O levantamento revela ainda que, ao longo do período analisado, em que houve recrudescimento geral dos casos de Covid no país, o aumento da incidência entre os docentes foi de 138%, contra 81% do registrado na população comparada. O estudo pesquisou escolas em 15 municípios, dos quais 13 na região metropolitana. Os 15 na região de Arujá, Caieiras, Cajamar, Ferraz de Vasconcelos, Francisco Morato, Franco da Rocha, Guarulhos, Hortolândia, Mairiporã, Osasco, Poá, Santa Isabel, Santo André, São Paulo e Sumaré. As 299 unidades analisadas correspondem a 4% da rede estadual.

O boletim divulgado no início de março pela Secretaria da Educação da gestão Doria mostra a taxa de incidência da Covid na comunidade escolar como um todo, para concluir que ela era “33 vezes menor que a do estado”. A secretaria juntou no cálculo alunos, professores e funcionários das escolas e considerou na população geral estudantes que não chegaram a ir à escola.

Na nota técnica divulgada nesta terça-feira (13), os pesquisadores da Repu fazem outras críticas ao bletim epidemiológico. Entre elas está a decisão de calcular uma única taxa de incidência para alunos, professores e funcionários, o que dilui os números das infecções dos servidores em meio aos das crianças, que são menos propensas a desenvolver a Covid de forma grave e sintomática e representam 92,6% da população escolar.

Outra crítica ao boletim oficial é a inclusão da comunidade escolar das unidades municipais, uma vez que a notificação dos casos da rede municipal é opcional para a maioria das cidades.

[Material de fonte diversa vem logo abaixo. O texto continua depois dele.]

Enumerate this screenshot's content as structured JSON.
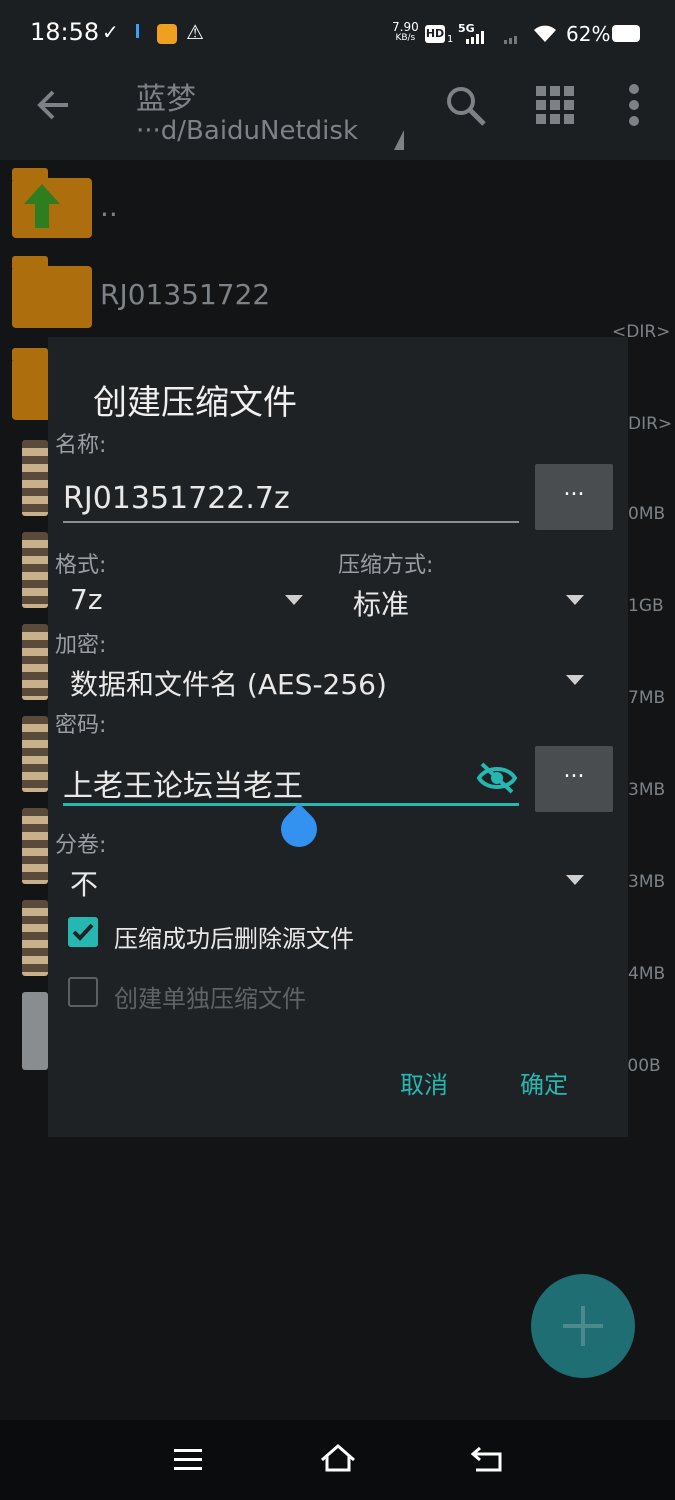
{
  "status_bar": {
    "time": "18:58",
    "net_speed_value": "7.90",
    "net_speed_unit": "KB/s",
    "hd_label": "HD",
    "sim_slot": "1",
    "network_type": "5G",
    "battery": "62%"
  },
  "app_bar": {
    "title": "蓝梦",
    "path": "···d/BaiduNetdisk"
  },
  "file_list": {
    "rows": [
      {
        "name": ".."
      },
      {
        "name": "RJ01351722",
        "size": "<DIR>"
      },
      {
        "size": "DIR>"
      },
      {
        "size": "0MB"
      },
      {
        "size": "1GB"
      },
      {
        "size": "7MB"
      },
      {
        "size": "3MB"
      },
      {
        "size": "3MB"
      },
      {
        "size": "4MB"
      },
      {
        "size": ".00B"
      }
    ]
  },
  "dialog": {
    "title": "创建压缩文件",
    "name_label": "名称:",
    "name_value": "RJ01351722.7z",
    "dots_label": "...",
    "format_label": "格式:",
    "format_value": "7z",
    "method_label": "压缩方式:",
    "method_value": "标准",
    "encryption_label": "加密:",
    "encryption_value": "数据和文件名 (AES-256)",
    "password_label": "密码:",
    "password_value": "上老王论坛当老王",
    "split_label": "分卷:",
    "split_value": "不",
    "delete_after_label": "压缩成功后删除源文件",
    "delete_after_checked": true,
    "separate_archives_label": "创建单独压缩文件",
    "separate_archives_checked": false,
    "cancel_label": "取消",
    "ok_label": "确定"
  },
  "colors": {
    "accent": "#26b7b0",
    "dialog_bg": "#1f2225",
    "folder": "#ad6f0d"
  }
}
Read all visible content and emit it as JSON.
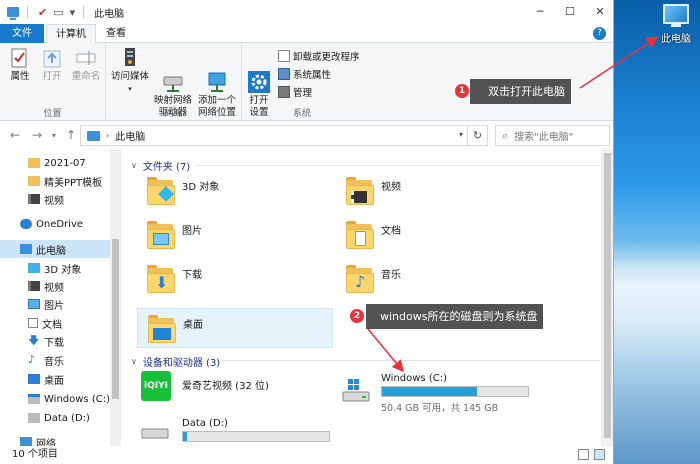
{
  "window": {
    "title": "此电脑",
    "controls": {
      "minimize": "─",
      "maximize": "☐",
      "close": "✕"
    }
  },
  "quick_access": {
    "dropdown": "▾"
  },
  "ribbon_tabs": [
    {
      "label": "文件"
    },
    {
      "label": "计算机"
    },
    {
      "label": "查看"
    }
  ],
  "ribbon": {
    "location": {
      "group_label": "位置",
      "buttons": [
        "属性",
        "打开",
        "重命名"
      ]
    },
    "network": {
      "group_label": "网络",
      "buttons": [
        "访问媒体",
        "映射网络\n驱动器",
        "添加一个\n网络位置"
      ]
    },
    "system": {
      "group_label": "系统",
      "open_settings": "打开\n设置",
      "items": [
        "卸载或更改程序",
        "系统属性",
        "管理"
      ]
    }
  },
  "address_bar": {
    "path": "此电脑",
    "search_placeholder": "搜索\"此电脑\""
  },
  "nav_pane": [
    {
      "label": "2021-07",
      "icon": "folder"
    },
    {
      "label": "精美PPT模板",
      "icon": "folder"
    },
    {
      "label": "视频",
      "icon": "video"
    },
    {
      "label": "OneDrive",
      "icon": "cloud"
    },
    {
      "label": "此电脑",
      "icon": "pc",
      "selected": true
    },
    {
      "label": "3D 对象",
      "icon": "cube"
    },
    {
      "label": "视频",
      "icon": "video"
    },
    {
      "label": "图片",
      "icon": "picture"
    },
    {
      "label": "文档",
      "icon": "document"
    },
    {
      "label": "下载",
      "icon": "download"
    },
    {
      "label": "音乐",
      "icon": "music"
    },
    {
      "label": "桌面",
      "icon": "desktop"
    },
    {
      "label": "Windows (C:)",
      "icon": "drive"
    },
    {
      "label": "Data (D:)",
      "icon": "drive"
    },
    {
      "label": "网络",
      "icon": "network"
    }
  ],
  "folders_section": {
    "label": "文件夹 (7)"
  },
  "folders": [
    {
      "name": "3D 对象",
      "overlay": "cube"
    },
    {
      "name": "视频",
      "overlay": "film"
    },
    {
      "name": "图片",
      "overlay": "picture"
    },
    {
      "name": "文档",
      "overlay": "document"
    },
    {
      "name": "下载",
      "overlay": "download"
    },
    {
      "name": "音乐",
      "overlay": "music"
    },
    {
      "name": "桌面",
      "overlay": "desktop",
      "selected": true
    }
  ],
  "devices_section": {
    "label": "设备和驱动器 (3)"
  },
  "devices": [
    {
      "name": "爱奇艺视频 (32 位)",
      "icon": "iqiyi"
    },
    {
      "name": "Windows (C:)",
      "usage": "50.4 GB 可用，共 145 GB",
      "used_fraction": 0.65
    },
    {
      "name": "Data (D:)",
      "used_fraction": 0.03
    }
  ],
  "status_bar": {
    "count": "10 个项目"
  },
  "annotations": [
    {
      "number": "1",
      "text": "双击打开此电脑"
    },
    {
      "number": "2",
      "text": "windows所在的磁盘则为系统盘"
    }
  ],
  "desktop_icon": {
    "label": "此电脑"
  },
  "colors": {
    "accent": "#1979ca",
    "drive_fill": "#26a0da",
    "callout_bg": "#525252",
    "badge": "#e8313a",
    "arrow": "#e8313a"
  }
}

O jornal Folha de São Paulo indagou à Secretaria da Educação qual a incidência de casos registrados oficialmente entre professores. A pasta citou incertezas e respondeu que não foi realizado um recorte específico. “O uso de dados gerais foi o número confiável a ser utilizado diante das incertezas, como metodologia possível”, afirma a nota.

A secretaria diz ainda que o fornecimento de dados das redes municipais cabe aos municípios e que parte deles, como a capital paulista, optou por não alimentar a base. A pasta não explicou, no entanto, por que então o número de alunos da rede municipal foi incluído na população de referência do boletim.

Estudo recém apresentado pela Universidade de Zurique e pelo Banco Interamericano concluiu que a volta às aulas não afetou o ritmo da pandemia nos 131 municípios paulistas que reabriram escolas de outubro a dezembro do ano passado, na comparação com os que não abriram.

O estudo levou em consideração o dado informado pela Secretaria Estadual da Educação de que quase 2 milhões de alunos frequentaram a escola no período. A nota técnica da Repu afirma que o número está exagerado, pois muitos dos 3,6 milhões de estudantes decidiram não retornar no ano passado.

A Secretaria da Educação afirma que a frequência dos estudantes foi comprovada pelas atividades e avaliações que foram realizadas em sala de aula. Também diz que investe na segurança dos professores na volta às aulas e, por isso, já foram vacinados com a primeira dose 167.847 profissionais da área desde sábado (10).